Recommendation 1: The SME scheme should be updated to match the more modern RDEC scheme, with a fixed relief rate regardless of a company’s tax position. This would increase the predictability and visibility of the relief, increasing its impact on company spending decisions.
R&D capital expenses on plant, machinery and buildings are not covered by the tax credits. Instead they are eligible for full first year tax deductions called the Research and Development Allowances (RDA).
Capital spending is particularly important because it locks R&D activity in the UK for the long-term, and the spillover benefits such as high-quality jobs. All our neighbouring countries offer incentives for loss-making firms investing in R&D capital, the UK does not. The current regime risks our neighbours attracting business investments in long-term capital assets while we lose out on the benefits.
Recommendation 2: Research and Development Allowances (RDAs) should provide a cash credit for loss-making firms. This would support growing firms to make long-term commitments to R&D in the UK in a time when the cost of funding capital expenditure is increasing.
Although the Frascati Manual was foundational in the definition HMRC developed in the year 2000, there was a decision to depart from this internationally recognised standard and to instead use a bespoke definition developed by the Department for Trade and Industry.
The Frascati Manual has since been updated (in 2015), with consideration of modern R&D practices – for example in computer science – and detailed worked examples across different fields to clarify where the boundary of R&D is. Meanwhile the definition used for the UK’s R&D tax reliefs has stayed broad, with an absence of worked examples of how companies should apply the definition to business activities in different research-intensive sectors.
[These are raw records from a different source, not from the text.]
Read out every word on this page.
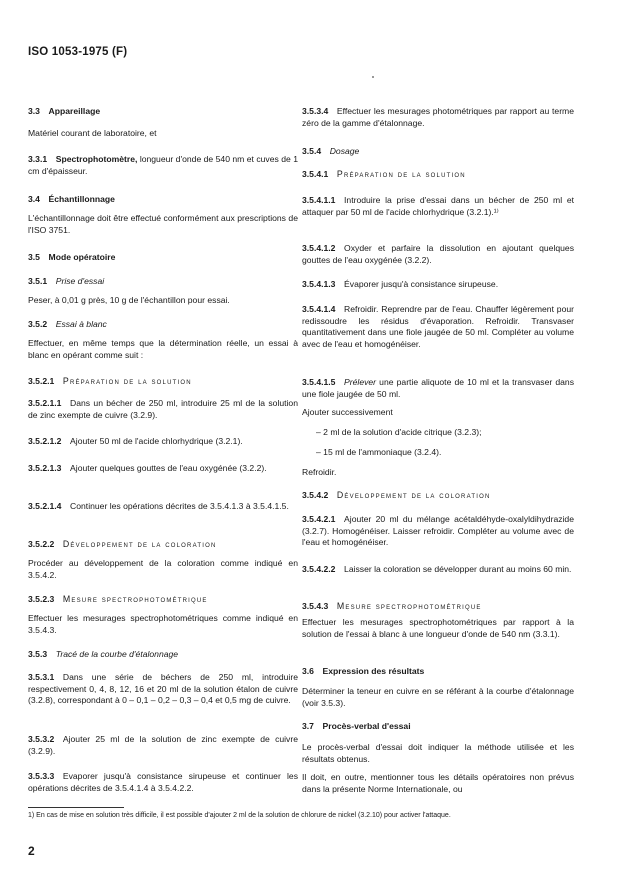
ISO 1053-1975 (F)

3.3  Appareillage

Matériel courant de laboratoire, et

3.3.1  Spectrophotomètre, longueur d'onde de 540 nm et cuves de 1 cm d'épaisseur.

3.4  Échantillonnage

L'échantillonnage doit être effectué conformément aux prescriptions de l'ISO 3751.

3.5  Mode opératoire

3.5.1  Prise d'essai

Peser, à 0,01 g près, 10 g de l'échantillon pour essai.

3.5.2  Essai à blanc

Effectuer, en même temps que la détermination réelle, un essai à blanc en opérant comme suit :

3.5.2.1  Préparation de la solution

3.5.2.1.1  Dans un bécher de 250 ml, introduire 25 ml de la solution de zinc exempte de cuivre (3.2.9).

3.5.2.1.2  Ajouter 50 ml de l'acide chlorhydrique (3.2.1).

3.5.2.1.3  Ajouter quelques gouttes de l'eau oxygénée (3.2.2).

3.5.2.1.4  Continuer les opérations décrites de 3.5.4.1.3 à 3.5.4.1.5.

3.5.2.2  Développement de la coloration

Procéder au développement de la coloration comme indiqué en 3.5.4.2.

3.5.2.3  Mesure spectrophotométrique

Effectuer les mesurages spectrophotométriques comme indiqué en 3.5.4.3.

3.5.3  Tracé de la courbe d'étalonnage

3.5.3.1  Dans une série de béchers de 250 ml, introduire respectivement 0, 4, 8, 12, 16 et 20 ml de la solution étalon de cuivre (3.2.8), correspondant à 0 – 0,1 – 0,2 – 0,3 – 0,4 et 0,5 mg de cuivre.

3.5.3.2  Ajouter 25 ml de la solution de zinc exempte de cuivre (3.2.9).

3.5.3.3  Evaporer jusqu'à consistance sirupeuse et continuer les opérations décrites de 3.5.4.1.4 à 3.5.4.2.2.

3.5.3.4  Effectuer les mesurages photométriques par rapport au terme zéro de la gamme d'étalonnage.

3.5.4  Dosage

3.5.4.1  Préparation de la solution

3.5.4.1.1  Introduire la prise d'essai dans un bécher de 250 ml et attaquer par 50 ml de l'acide chlorhydrique (3.2.1).¹⁾

3.5.4.1.2  Oxyder et parfaire la dissolution en ajoutant quelques gouttes de l'eau oxygénée (3.2.2).

3.5.4.1.3  Évaporer jusqu'à consistance sirupeuse.

3.5.4.1.4  Refroidir. Reprendre par de l'eau. Chauffer légèrement pour redissoudre les résidus d'évaporation. Refroidir. Transvaser quantitativement dans une fiole jaugée de 50 ml. Compléter au volume avec de l'eau et homogénéiser.

3.5.4.1.5  Prélever une partie aliquote de 10 ml et la transvaser dans une fiole jaugée de 50 ml.

Ajouter successivement

– 2 ml de la solution d'acide citrique (3.2.3);

– 15 ml de l'ammoniaque (3.2.4).

Refroidir.

3.5.4.2  Développement de la coloration

3.5.4.2.1  Ajouter 20 ml du mélange acétaldéhyde-oxalyldihydrazide (3.2.7). Homogénéiser. Laisser refroidir. Compléter au volume avec de l'eau et homogénéiser.

3.5.4.2.2  Laisser la coloration se développer durant au moins 60 min.

3.5.4.3  Mesure spectrophotométrique

Effectuer les mesurages spectrophotométriques par rapport à la solution de l'essai à blanc à une longueur d'onde de 540 nm (3.3.1).

3.6  Expression des résultats

Déterminer la teneur en cuivre en se référant à la courbe d'étalonnage (voir 3.5.3).

3.7  Procès-verbal d'essai

Le procès-verbal d'essai doit indiquer la méthode utilisée et les résultats obtenus.

Il doit, en outre, mentionner tous les détails opératoires non prévus dans la présente Norme Internationale, ou

1) En cas de mise en solution très difficile, il est possible d'ajouter 2 ml de la solution de chlorure de nickel (3.2.10) pour activer l'attaque.
2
The result is that it is not clear what exactly counts as ‘R&D’ for tax purposes, making it difficult for HMRC to challenge claims of dubious R&D activity. And to cause some businesses to fail to realise when some of their investment should count as R&D.
Recommendation 3: HMRC should update guidance with industry-specific examples of what activities are eligible, and ineligible, for R&D tax credits. This would reduce the need for R&D tax consultants and help HMRC enforce compliance.
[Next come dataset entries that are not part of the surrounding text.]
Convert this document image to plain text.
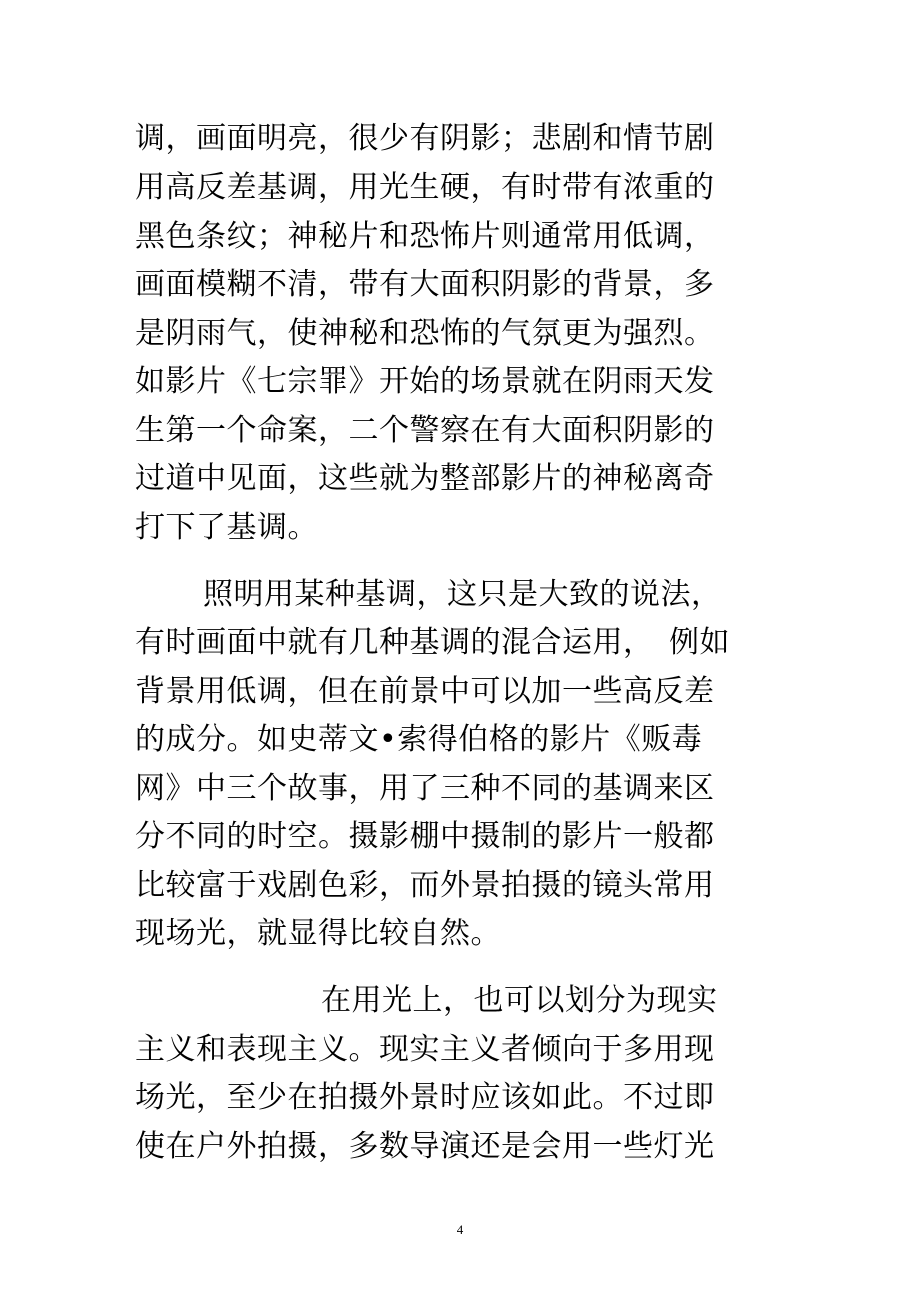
调，画面明亮，很少有阴影；悲剧和情节剧
用高反差基调，用光生硬，有时带有浓重的
黑色条纹；神秘片和恐怖片则通常用低调，
画面模糊不清，带有大面积阴影的背景，多
是阴雨气，使神秘和恐怖的气氛更为强烈。
如影片《七宗罪》开始的场景就在阴雨天发
生第一个命案，二个警察在有大面积阴影的
过道中见面，这些就为整部影片的神秘离奇
打下了基调。
照明用某种基调，这只是大致的说法，
有时画面中就有几种基调的混合运用，　例如
背景用低调，但在前景中可以加一些高反差
的成分。如史蒂文•索得伯格的影片《贩毒
网》中三个故事，用了三种不同的基调来区
分不同的时空。摄影棚中摄制的影片一般都
比较富于戏剧色彩，而外景拍摄的镜头常用
现场光，就显得比较自然。
在用光上，也可以划分为现实
主义和表现主义。现实主义者倾向于多用现
场光，至少在拍摄外景时应该如此。不过即
使在户外拍摄，多数导演还是会用一些灯光
4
The proliferation of R&D tax consultants, many of whom operate on a ‘no win, no fee’ basis taking their commission from the amount of tax relief secured, is a worrying sign of leakage in the system. The consultants are taking a cut from the tax relief intended for the innovating firms – immediately reducing the efficiency of the scheme. There’s also concern within the tax industry that some consultants, with their fees based entirely on the amount of tax reliefs companies earn, are inflating the eligible R&D activities of small firms, and profiting at HMRC’s expense.
Recommendation 4: Tax agents named on R&D tax credit claims must be members of a regulatory body and adhere to a code of practice to reduce abuse of the schemes.
HMRC is currently proposing a discontinuation of the supplementary tables in the R&D tax credits statistical publication – this would remove the already limited geographical and sectoral data in R&D tax credit claims. Instead, the Government should provide statistics to a level of detail used in other R&D support schemes such as InnovateUK grants.
Recommendation 5: HMRC should provide more detailed data on the types of R&D businesses are doing, and which R&D costs make up the claims, to give a more detailed picture of the UK’s R&D landscape.